Another explanation for fewer teeth among PWH is decreased dental care utilization, 19% of women with HIV in the US reported unmet dental needs [32] as a result of bias and/or barriers felt in seeking oral healthcare. Recent studies have shown that the majority of dentists are still uncomfortable providing dental care PWH, which may delay care and treatment. [33] PWH also continue to report high levels of stigmatizing and discriminatory attitudes and behavior in the dental setting, which were strongly associated with the avoidance of dental care. [34] The results of this study add to the literature a better understanding of the impact of aging and menopause on PWH, and effects on alveolar bone. It brings to light the need for PWH to have greater access to regular dental care in order for this vulnerable population to be better served by the medical community.

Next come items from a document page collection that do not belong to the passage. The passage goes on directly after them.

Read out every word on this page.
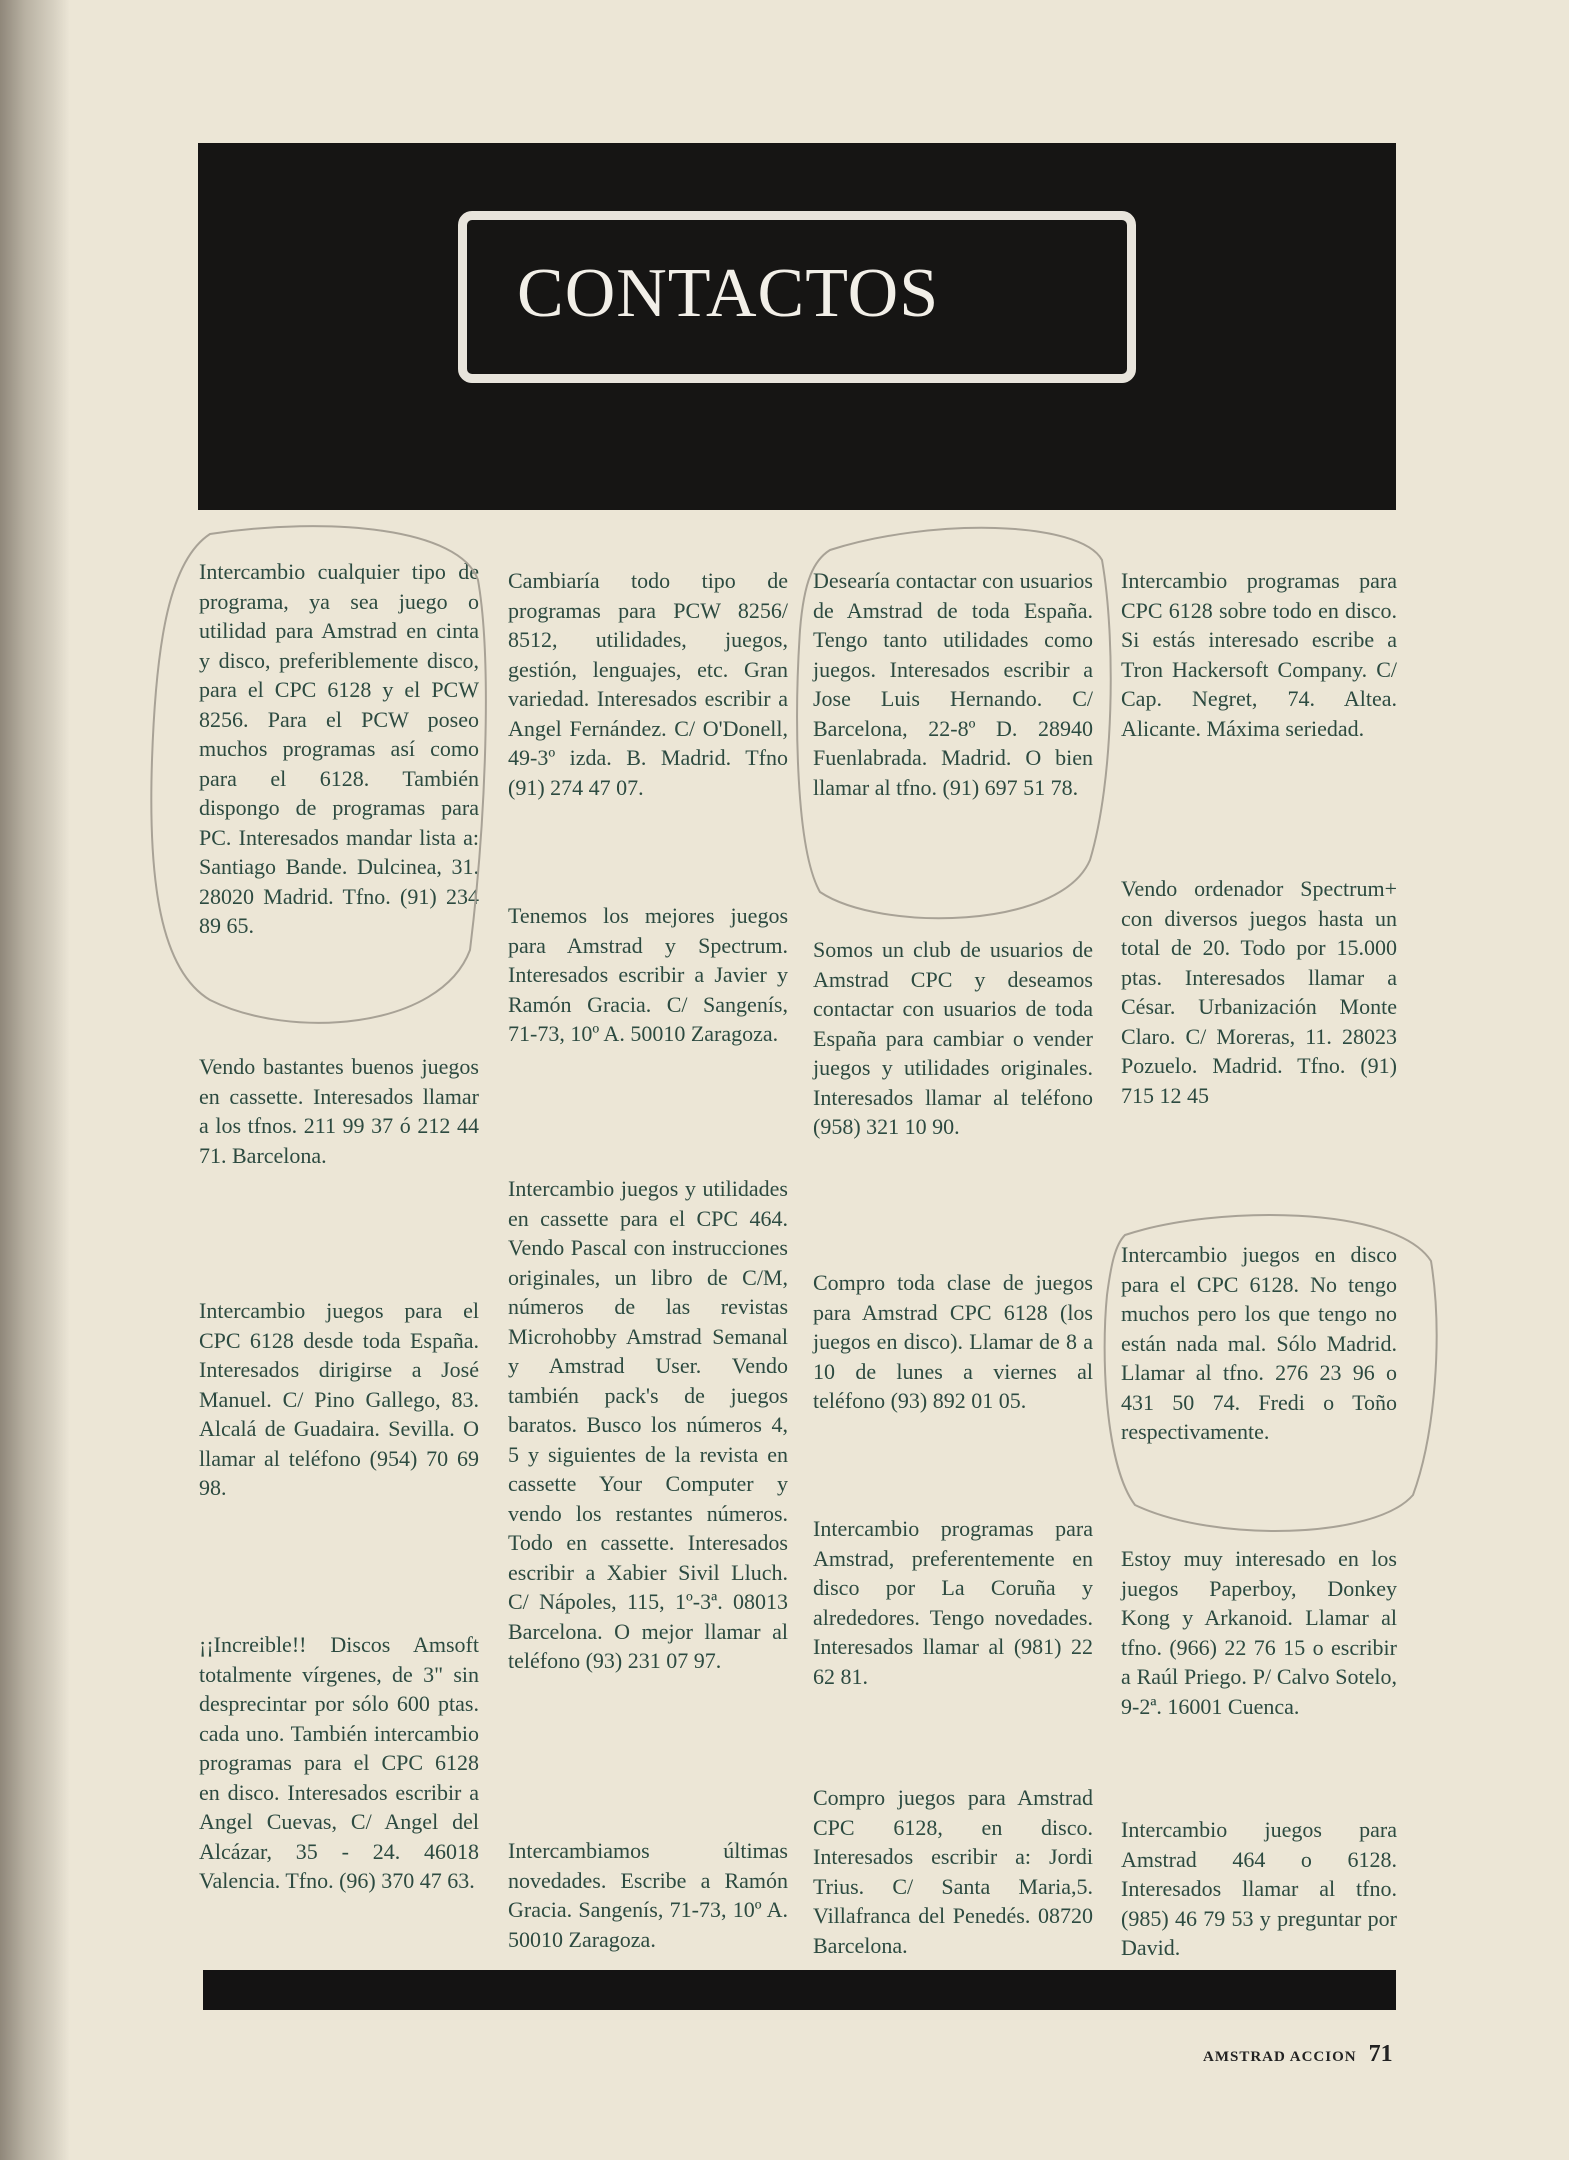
CONTACTOS
Intercambio cualquier tipo de programa, ya sea juego o utilidad para Amstrad en cinta y disco, preferiblemente disco, para el CPC 6128 y el PCW 8256. Para el PCW poseo muchos programas así como para el 6128. También dispongo de programas para PC. Interesados mandar lista a: Santiago Bande. Dulcinea, 31. 28020 Madrid. Tfno. (91) 234 89 65.
Vendo bastantes buenos juegos en cassette. Interesados llamar a los tfnos. 211 99 37 ó 212 44 71. Barcelona.
Intercambio juegos para el CPC 6128 desde toda España. Interesados dirigirse a José Manuel. C/ Pino Gallego, 83. Alcalá de Guadaira. Sevilla. O llamar al teléfono (954) 70 69 98.
¡¡Increible!! Discos Amsoft totalmente vírgenes, de 3" sin desprecintar por sólo 600 ptas. cada uno. También intercambio programas para el CPC 6128 en disco. Interesados escribir a Angel Cuevas, C/ Angel del Alcázar, 35 - 24. 46018 Valencia. Tfno. (96) 370 47 63.
Cambiaría todo tipo de programas para PCW 8256/ 8512, utilidades, juegos, gestión, lenguajes, etc. Gran variedad. Interesados escribir a Angel Fernández. C/ O'Donell, 49-3º izda. B. Madrid. Tfno (91) 274 47 07.
Tenemos los mejores juegos para Amstrad y Spectrum. Interesados escribir a Javier y Ramón Gracia. C/ Sangenís, 71-73, 10º A. 50010 Zaragoza.
Intercambio juegos y utilidades en cassette para el CPC 464. Vendo Pascal con instrucciones originales, un libro de C/M, números de las revistas Microhobby Amstrad Semanal y Amstrad User. Vendo también pack's de juegos baratos. Busco los números 4, 5 y siguientes de la revista en cassette Your Computer y vendo los restantes números. Todo en cassette. Interesados escribir a Xabier Sivil Lluch. C/ Nápoles, 115, 1º-3ª. 08013 Barcelona. O mejor llamar al teléfono (93) 231 07 97.
Intercambiamos últimas novedades. Escribe a Ramón Gracia. Sangenís, 71-73, 10º A. 50010 Zaragoza.
Desearía contactar con usuarios de Amstrad de toda España. Tengo tanto utilidades como juegos. Interesados escribir a Jose Luis Hernando. C/ Barcelona, 22-8º D. 28940 Fuenlabrada. Madrid. O bien llamar al tfno. (91) 697 51 78.
Somos un club de usuarios de Amstrad CPC y deseamos contactar con usuarios de toda España para cambiar o vender juegos y utilidades originales. Interesados llamar al teléfono (958) 321 10 90.
Compro toda clase de juegos para Amstrad CPC 6128 (los juegos en disco). Llamar de 8 a 10 de lunes a viernes al teléfono (93) 892 01 05.
Intercambio programas para Amstrad, preferentemente en disco por La Coruña y alrededores. Tengo novedades. Interesados llamar al (981) 22 62 81.
Compro juegos para Amstrad CPC 6128, en disco. Interesados escribir a: Jordi Trius. C/ Santa Maria,5. Villafranca del Penedés. 08720 Barcelona.
Intercambio programas para CPC 6128 sobre todo en disco. Si estás interesado escribe a Tron Hackersoft Company. C/ Cap. Negret, 74. Altea. Alicante. Máxima seriedad.
Vendo ordenador Spectrum+ con diversos juegos hasta un total de 20. Todo por 15.000 ptas. Interesados llamar a César. Urbanización Monte Claro. C/ Moreras, 11. 28023 Pozuelo. Madrid. Tfno. (91) 715 12 45
Intercambio juegos en disco para el CPC 6128. No tengo muchos pero los que tengo no están nada mal. Sólo Madrid. Llamar al tfno. 276 23 96 o 431 50 74. Fredi o Toño respectivamente.
Estoy muy interesado en los juegos Paperboy, Donkey Kong y Arkanoid. Llamar al tfno. (966) 22 76 15 o escribir a Raúl Priego. P/ Calvo Sotelo, 9-2ª. 16001 Cuenca.
Intercambio juegos para Amstrad 464 o 6128. Interesados llamar al tfno. (985) 46 79 53 y preguntar por David.
AMSTRAD ACCION 71
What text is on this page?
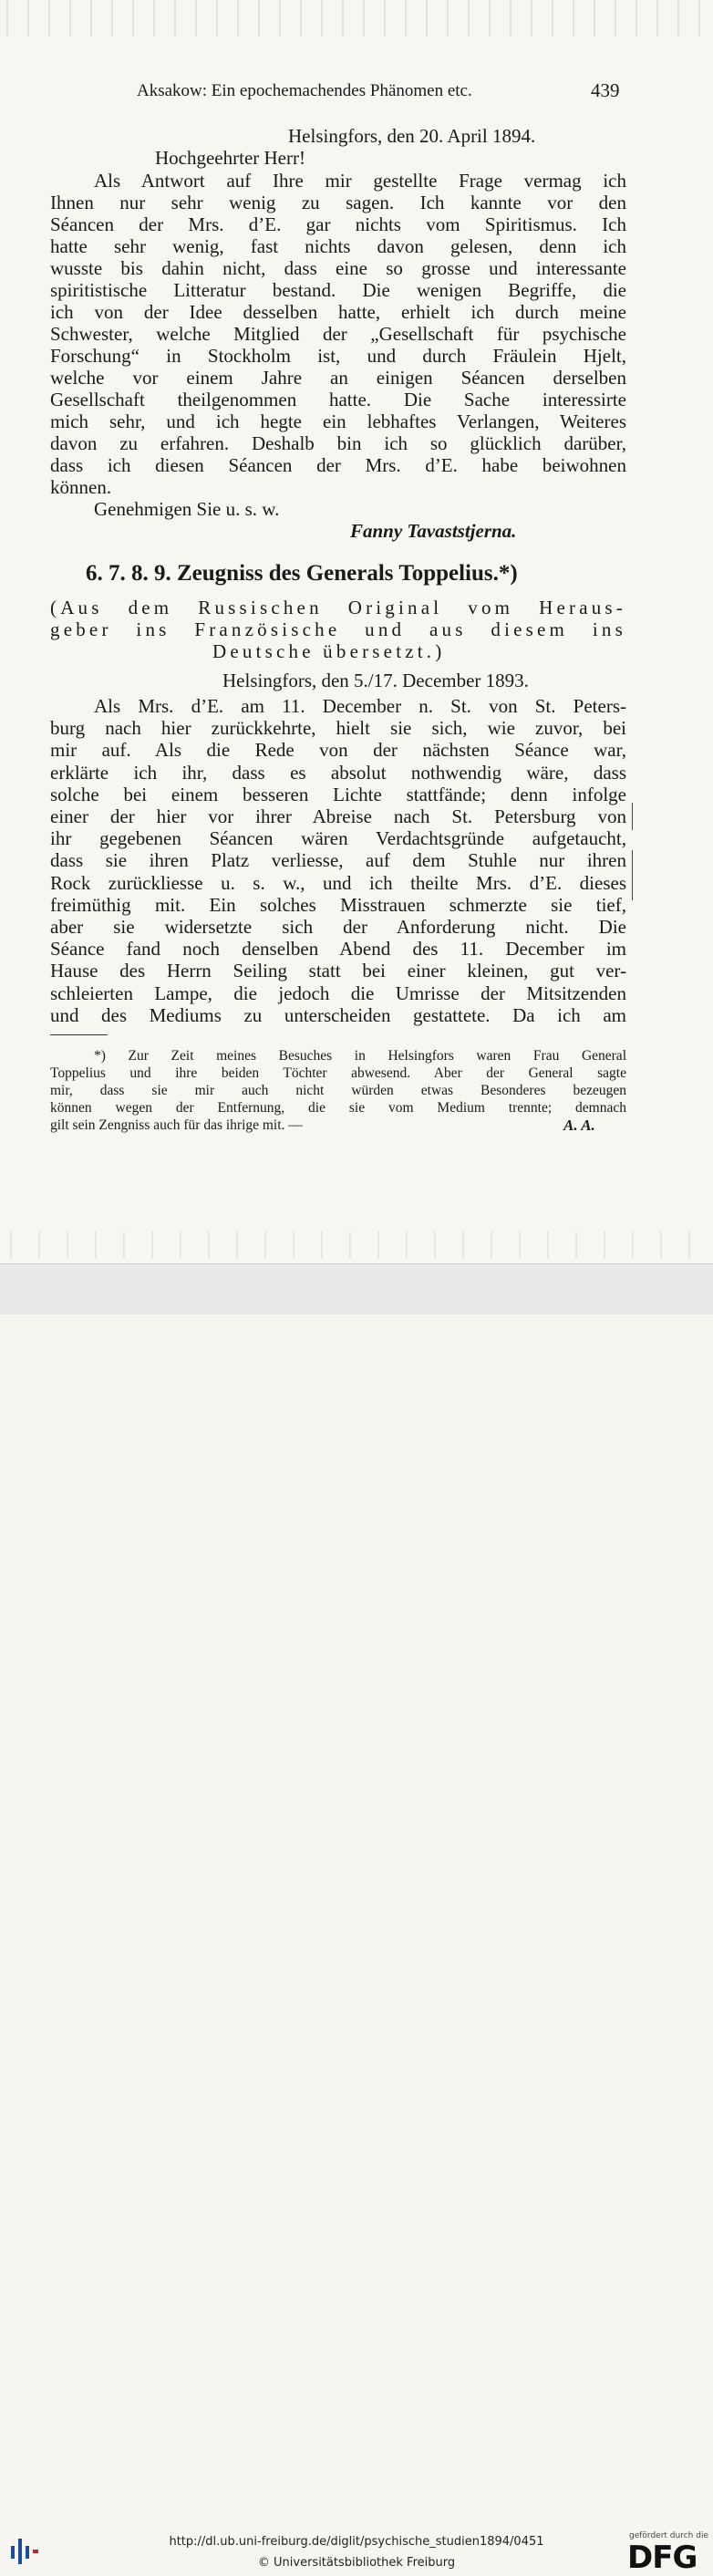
Aksakow: Ein epochemachendes Phänomen etc.	439
Helsingfors, den 20. April 1894.
Hochgeehrter Herr!
Als Antwort auf Ihre mir gestellte Frage vermag ich
Ihnen nur sehr wenig zu sagen. Ich kannte vor den
Séancen der Mrs. d’E. gar nichts vom Spiritismus. Ich
hatte sehr wenig, fast nichts davon gelesen, denn ich
wusste bis dahin nicht, dass eine so grosse und interessante
spiritistische Litteratur bestand. Die wenigen Begriffe, die
ich von der Idee desselben hatte, erhielt ich durch meine
Schwester, welche Mitglied der „Gesellschaft für psychische
Forschung“ in Stockholm ist, und durch Fräulein Hjelt,
welche vor einem Jahre an einigen Séancen derselben
Gesellschaft theilgenommen hatte. Die Sache interessirte
mich sehr, und ich hegte ein lebhaftes Verlangen, Weiteres
davon zu erfahren. Deshalb bin ich so glücklich darüber,
dass ich diesen Séancen der Mrs. d’E. habe beiwohnen
können.
Genehmigen Sie u. s. w.
Fanny Tavaststjerna.
6. 7. 8. 9. Zeugniss des Generals Toppelius.*)
(Aus dem Russischen Original vom Heraus-
geber ins Französische und aus diesem ins
Deutsche übersetzt.)
Helsingfors, den 5./17. December 1893.
Als Mrs. d’E. am 11. December n. St. von St. Peters-
burg nach hier zurückkehrte, hielt sie sich, wie zuvor, bei
mir auf. Als die Rede von der nächsten Séance war,
erklärte ich ihr, dass es absolut nothwendig wäre, dass
solche bei einem besseren Lichte stattfände; denn infolge
einer der hier vor ihrer Abreise nach St. Petersburg von
ihr gegebenen Séancen wären Verdachtsgründe aufgetaucht,
dass sie ihren Platz verliesse, auf dem Stuhle nur ihren
Rock zurückliesse u. s. w., und ich theilte Mrs. d’E. dieses
freimüthig mit. Ein solches Misstrauen schmerzte sie tief,
aber sie widersetzte sich der Anforderung nicht. Die
Séance fand noch denselben Abend des 11. December im
Hause des Herrn Seiling statt bei einer kleinen, gut ver-
schleierten Lampe, die jedoch die Umrisse der Mitsitzenden
und des Mediums zu unterscheiden gestattete. Da ich am
*) Zur Zeit meines Besuches in Helsingfors waren Frau General
Toppelius und ihre beiden Töchter abwesend. Aber der General sagte
mir, dass sie mir auch nicht würden etwas Besonderes bezeugen
können wegen der Entfernung, die sie vom Medium trennte; demnach
gilt sein Zengniss auch für das ihrige mit. —	A. A.
http://dl.ub.uni-freiburg.de/diglit/psychische_studien1894/0451
© Universitätsbibliothek Freiburg
gefördert durch die
DFG
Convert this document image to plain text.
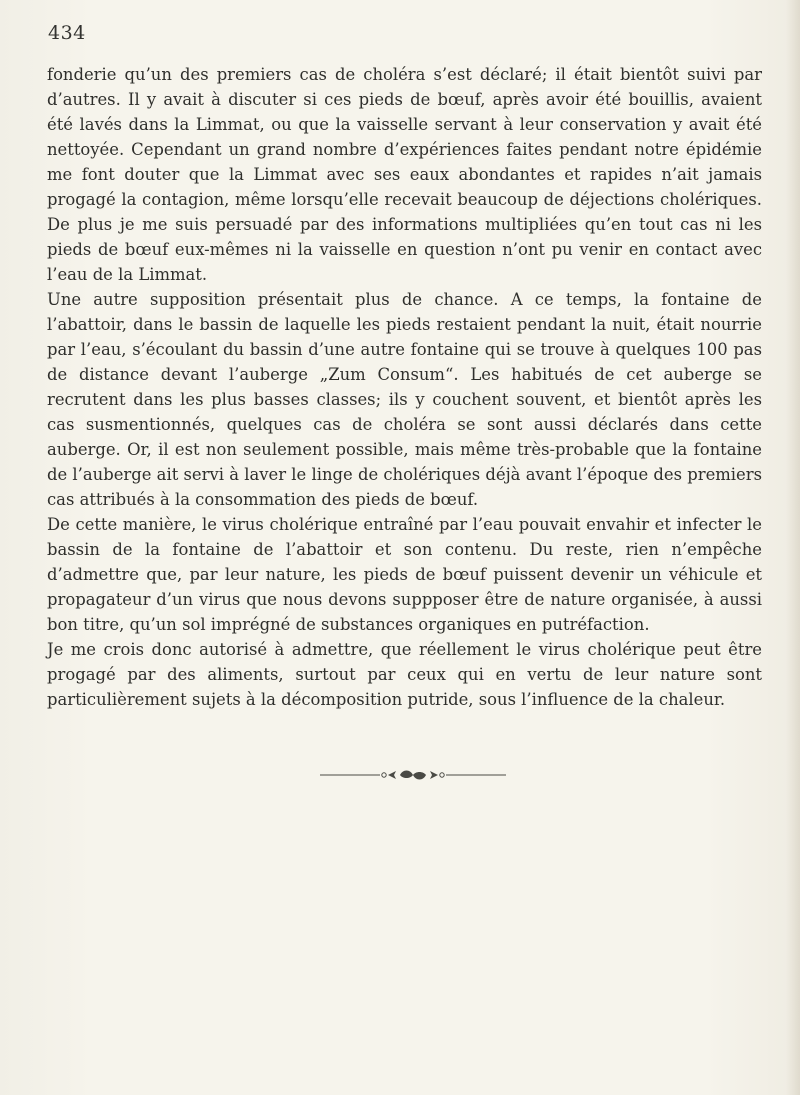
434

fonderie qu’un des premiers cas de choléra s’est déclaré; il était bientôt suivi par d’autres. Il y avait à discuter si ces pieds de bœuf, après avoir été bouillis, avaient été lavés dans la Limmat, ou que la vaisselle servant à leur conservation y avait été nettoyée. Cependant un grand nombre d’expériences faites pendant notre épidémie me font douter que la Limmat avec ses eaux abondantes et rapides n’ait jamais progagé la contagion, même lorsqu’elle recevait beaucoup de déjections cholériques. De plus je me suis persuadé par des informations multipliées qu’en tout cas ni les pieds de bœuf eux-mêmes ni la vaisselle en question n’ont pu venir en contact avec l’eau de la Limmat.

Une autre supposition présentait plus de chance. A ce temps, la fontaine de l’abattoir, dans le bassin de laquelle les pieds restaient pendant la nuit, était nourrie par l’eau, s’écoulant du bassin d’une autre fontaine qui se trouve à quelques 100 pas de distance devant l’auberge „Zum Consum“. Les habitués de cet auberge se recrutent dans les plus basses classes; ils y couchent souvent, et bientôt après les cas susmentionnés, quelques cas de choléra se sont aussi déclarés dans cette auberge. Or, il est non seulement possible, mais même très-probable que la fontaine de l’auberge ait servi à laver le linge de cholériques déjà avant l’époque des premiers cas attribués à la consommation des pieds de bœuf.

De cette manière, le virus cholérique entraîné par l’eau pouvait envahir et infecter le bassin de la fontaine de l’abattoir et son contenu. Du reste, rien n’empêche d’admettre que, par leur nature, les pieds de bœuf puissent devenir un véhicule et propagateur d’un virus que nous devons suppposer être de nature organisée, à aussi bon titre, qu’un sol imprégné de substances organiques en putréfaction.

Je me crois donc autorisé à admettre, que réellement le virus cholérique peut être progagé par des aliments, surtout par ceux qui en vertu de leur nature sont particulièrement sujets à la décomposition putride, sous l’influence de la chaleur.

The World Health Organization has identified that keeping a functional, esthetic, and natural dentition of 21 or more teeth during one’s lifetime should be oral health treatment goal for everyone. [35] In our study we found that middle aged women with HIV living in New York city had on average < 18 teeth present. It is generally accepted that People living with HIV on Antiretroviral therapy have accelerated biological aging. [36, 37] In a recent review, it has been suggested that the characteristics of biological aging-cellular senescence, stem cell exhausation and immunoaging are also involved in maintaining periodontal homeostasis leading to increased tooth loss in subjects whose biological age at baseline is higher than their chronological age. [38] Other studies have shown that as people with HIV get older they are more likely to develop moderate to severe periodontal disease [39] and have increased tooth loss. [40] Therefore in order to maintain a functional dentition (> 20 teeth present) in peole with HIV throughout their lifetime, it is important to aggressively treat periodontal disease earlier to prevent future tooth loss as they potentially undergo accelerated biological cellular aging in the periodontal complex.

Conclusion

Postmenopausal women with HIV have higher GCF RANKL levels and deterioration of the alveolar trabecular bone microarchitecture that may contribute to the observed greater tooth loss.

Limitations

The sample size of the study was small which makes it difficult to extrapolate our data to the entire PWH population. Postmenopausal status was self-reported and not confirmed by longitudinal estradial levels, so there is a chance of misclassification, especially in people under the age of 40. The race/ethnicity of recruited participants was biased and more representative of people attending a New York City HIV clinic and dental clinic than the general population.